Debut is not only improving access to careers, but it is creating a convenient place for our native mobile audience (16 – 24 year olds). Our app does this by putting every university student and graduate in the UK at the fingertips of leading employers. Now Debut is leading the native mobile space for careers in the UK – putting us at the heart of a digital generation.

To maintain high levels of engagement on an app, here’s Debut’s five key ingredients:

  • Mobile personalisation – students have access to fresh, personalised content via the app
  • Push notifications – students start to receive push notifications specifically tailored to their preferences with opportunities from employers
  • Unique product features – students can benefit from our TalentSpot feature which enables them to receive direct invites for interviews with employers, skipping the first two stages of selection before they have even applied
  • Gamification – students can win prizes such as mentorships and internships by playing games and challenges with employers
  • Incentivisation – students can earn valuable career opportunities such as interviews, events with major employers, fast-tracking students to assessment centres

You are doing a lot of work to make the tech world more diverse, is this something close to your heart?

Yes, it is. I created Debut to push mobile technology to its limit, to improve access to careers. The UK is the start of our journey to improving access on a global scale.
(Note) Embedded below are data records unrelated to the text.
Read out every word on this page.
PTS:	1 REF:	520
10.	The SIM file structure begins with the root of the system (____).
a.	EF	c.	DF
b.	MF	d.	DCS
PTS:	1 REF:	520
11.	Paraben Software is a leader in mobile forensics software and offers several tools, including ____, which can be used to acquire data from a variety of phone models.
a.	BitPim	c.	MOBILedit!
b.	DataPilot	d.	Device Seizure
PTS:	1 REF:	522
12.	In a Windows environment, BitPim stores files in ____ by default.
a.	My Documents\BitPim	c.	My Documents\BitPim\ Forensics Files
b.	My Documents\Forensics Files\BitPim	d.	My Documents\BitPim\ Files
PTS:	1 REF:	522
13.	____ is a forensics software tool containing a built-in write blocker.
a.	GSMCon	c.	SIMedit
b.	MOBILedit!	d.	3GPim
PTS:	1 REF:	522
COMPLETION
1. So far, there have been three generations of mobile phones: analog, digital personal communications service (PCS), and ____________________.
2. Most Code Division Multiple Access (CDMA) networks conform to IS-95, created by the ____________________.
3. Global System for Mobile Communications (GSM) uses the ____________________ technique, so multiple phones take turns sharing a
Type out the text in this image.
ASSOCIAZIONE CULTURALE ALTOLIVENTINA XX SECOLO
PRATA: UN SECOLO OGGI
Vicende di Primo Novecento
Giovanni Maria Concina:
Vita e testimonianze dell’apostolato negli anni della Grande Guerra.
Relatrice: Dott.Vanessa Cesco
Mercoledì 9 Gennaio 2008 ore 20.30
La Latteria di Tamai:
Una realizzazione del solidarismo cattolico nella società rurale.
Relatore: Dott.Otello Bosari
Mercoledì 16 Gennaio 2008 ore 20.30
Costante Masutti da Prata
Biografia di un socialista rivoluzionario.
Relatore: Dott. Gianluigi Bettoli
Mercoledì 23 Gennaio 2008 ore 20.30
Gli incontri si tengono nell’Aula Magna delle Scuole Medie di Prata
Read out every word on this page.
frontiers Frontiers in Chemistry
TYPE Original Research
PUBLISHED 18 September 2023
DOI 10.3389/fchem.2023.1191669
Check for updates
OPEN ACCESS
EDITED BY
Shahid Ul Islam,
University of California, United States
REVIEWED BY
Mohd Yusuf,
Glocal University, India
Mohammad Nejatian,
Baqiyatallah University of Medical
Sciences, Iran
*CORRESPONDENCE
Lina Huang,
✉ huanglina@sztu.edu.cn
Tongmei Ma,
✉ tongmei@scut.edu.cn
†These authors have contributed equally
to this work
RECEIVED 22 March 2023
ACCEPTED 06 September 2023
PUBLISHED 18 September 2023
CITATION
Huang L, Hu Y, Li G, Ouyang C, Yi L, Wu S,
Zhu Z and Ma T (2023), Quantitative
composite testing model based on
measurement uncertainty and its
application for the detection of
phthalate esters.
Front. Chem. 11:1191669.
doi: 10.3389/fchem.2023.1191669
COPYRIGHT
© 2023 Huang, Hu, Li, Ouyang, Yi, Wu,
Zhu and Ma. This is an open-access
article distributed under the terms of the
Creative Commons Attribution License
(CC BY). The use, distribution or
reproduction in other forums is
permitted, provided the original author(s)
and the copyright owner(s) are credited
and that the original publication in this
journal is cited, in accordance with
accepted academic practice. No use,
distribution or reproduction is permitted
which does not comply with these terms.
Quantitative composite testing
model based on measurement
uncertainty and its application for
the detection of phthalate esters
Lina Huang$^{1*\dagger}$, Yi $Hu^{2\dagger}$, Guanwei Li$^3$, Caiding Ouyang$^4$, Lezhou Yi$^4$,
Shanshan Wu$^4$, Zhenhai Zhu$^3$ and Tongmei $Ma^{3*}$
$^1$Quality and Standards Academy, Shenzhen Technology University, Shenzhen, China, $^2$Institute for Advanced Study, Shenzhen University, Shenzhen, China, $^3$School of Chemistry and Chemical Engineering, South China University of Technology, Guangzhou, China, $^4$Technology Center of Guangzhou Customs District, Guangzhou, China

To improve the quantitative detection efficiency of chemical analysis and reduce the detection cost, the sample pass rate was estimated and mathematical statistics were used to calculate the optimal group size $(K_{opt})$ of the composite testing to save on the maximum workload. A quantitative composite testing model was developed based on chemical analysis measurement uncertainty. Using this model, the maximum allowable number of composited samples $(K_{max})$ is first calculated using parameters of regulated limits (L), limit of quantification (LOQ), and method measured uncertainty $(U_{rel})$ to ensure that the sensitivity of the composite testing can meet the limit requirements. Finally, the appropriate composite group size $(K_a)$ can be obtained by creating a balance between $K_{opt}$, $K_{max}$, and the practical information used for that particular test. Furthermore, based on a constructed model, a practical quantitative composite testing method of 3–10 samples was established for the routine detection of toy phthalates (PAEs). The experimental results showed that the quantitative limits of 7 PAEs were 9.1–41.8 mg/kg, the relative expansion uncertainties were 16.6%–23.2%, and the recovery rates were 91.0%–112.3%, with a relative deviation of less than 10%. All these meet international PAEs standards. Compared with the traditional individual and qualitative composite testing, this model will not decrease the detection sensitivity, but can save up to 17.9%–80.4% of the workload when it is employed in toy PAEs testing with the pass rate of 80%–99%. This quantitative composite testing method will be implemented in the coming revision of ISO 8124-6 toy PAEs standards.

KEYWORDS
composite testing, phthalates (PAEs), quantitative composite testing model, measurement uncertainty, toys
It’s our belief that after investing decades of time and hard-earned money in education, students and their families should be met at the end with opportunities they deserve. Having access to a range of career opportunities and prospects should be a Human Right. The current, outdated system has failed millions of graduates already. Debut is on a mission to change that.

Debut’s vision is to become the global app for student and graduate careers. This year, with 50 FTSE companies joining the app and by using advanced technology, we are pioneering the process of making access to careers a Human Right. It’s a very exciting time for us!